Para nós que nascemos nessa região, os peixes tem lugar especial na mesa, assim como a farinha, a pimenta e o limão. Mas nem só de peixe vive o amazônida e somos atraídos pela sazonalidade das nossas frutas, como açaí, castanha, cacau, tucumã, pupunha, cupuaçu, mari, uixi, abacaxi, entre tantos deliciosos alimentos que a floresta nos regala. Mas será que estamos sabendo de onde vêm todos esses produtos que nos alimentam todos os dias? O produtor ou coletor tem sido beneficiado de alguma forma por saber, por exemplo, que aquele tucumã é docinho e ‘carnudo’ como gostamos?

A experiência com cozinha na França levou-me a uma verdadeira viagem sobre a valorização de cada canto do país que produz algo para colocar na mesa dos franceses e ainda exportar para o mundo, como os vinhos. Foi o que aprendi na escola de cozinha e num livro muito interessante que comprei para me aprofundar melhor nesta cultura gastronômica que atrai milhares de estudantes para conhecer essa cozinha fascinante.

O livro “Atlas Gastronomique de la France”, de Jean-Robert Pitte (Editor Armand Colin, 2017), faz uma incursão pelo país europeu destacando cada produto por região, do menor ao maior produtor. É uma forma singular de o país buscar, identificar e documentar de onde sai cada ingrediente, o chamado “metre em valeur” (colocar em valor, em tradução livre), para destacar a sabedoria do lugar que produz e enriquece o país.

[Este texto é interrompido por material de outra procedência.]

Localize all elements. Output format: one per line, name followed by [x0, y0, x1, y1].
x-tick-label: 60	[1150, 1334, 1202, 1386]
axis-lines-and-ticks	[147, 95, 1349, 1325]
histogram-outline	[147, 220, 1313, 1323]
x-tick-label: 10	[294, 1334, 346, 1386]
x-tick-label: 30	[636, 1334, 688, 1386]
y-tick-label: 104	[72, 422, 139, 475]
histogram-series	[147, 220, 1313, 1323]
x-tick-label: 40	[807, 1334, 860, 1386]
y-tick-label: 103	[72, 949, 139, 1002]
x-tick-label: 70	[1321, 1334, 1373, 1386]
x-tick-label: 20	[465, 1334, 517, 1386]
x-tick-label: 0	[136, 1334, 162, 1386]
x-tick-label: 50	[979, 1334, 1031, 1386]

Livro ‘Atlas Gastronomique de la France’ destaca cada produto por região da França. Foto: Reprodução/Internet

Há, por exemplo, vários tipos de cebolas produzidas na França, mas uma em especial, de Cévennes, na região Sul, destaca-se pela sua doçura e possui Indicação Geográfica. Da mesma forma, a criação de aves tem uma concorrência acirrada entre várias regiões, sobretudo Bresse e Landes. E são aves realmente de muita qualidade, cuja alimentação precisa ser bem controlada para poder receber o selo. Os ‘poulets e poules” (frangos e frangas, digamos) estão nos menus dos melhores restaurantes do país. Em Paris, por exemplo, fomos a um restaurante perto de casa, o Auberge Bressane (www.auberge-bressane.com), onde serviam o melhor da cozinha de Bresse, com destaque para o  ‘poulet à la crème”. De comer rezando.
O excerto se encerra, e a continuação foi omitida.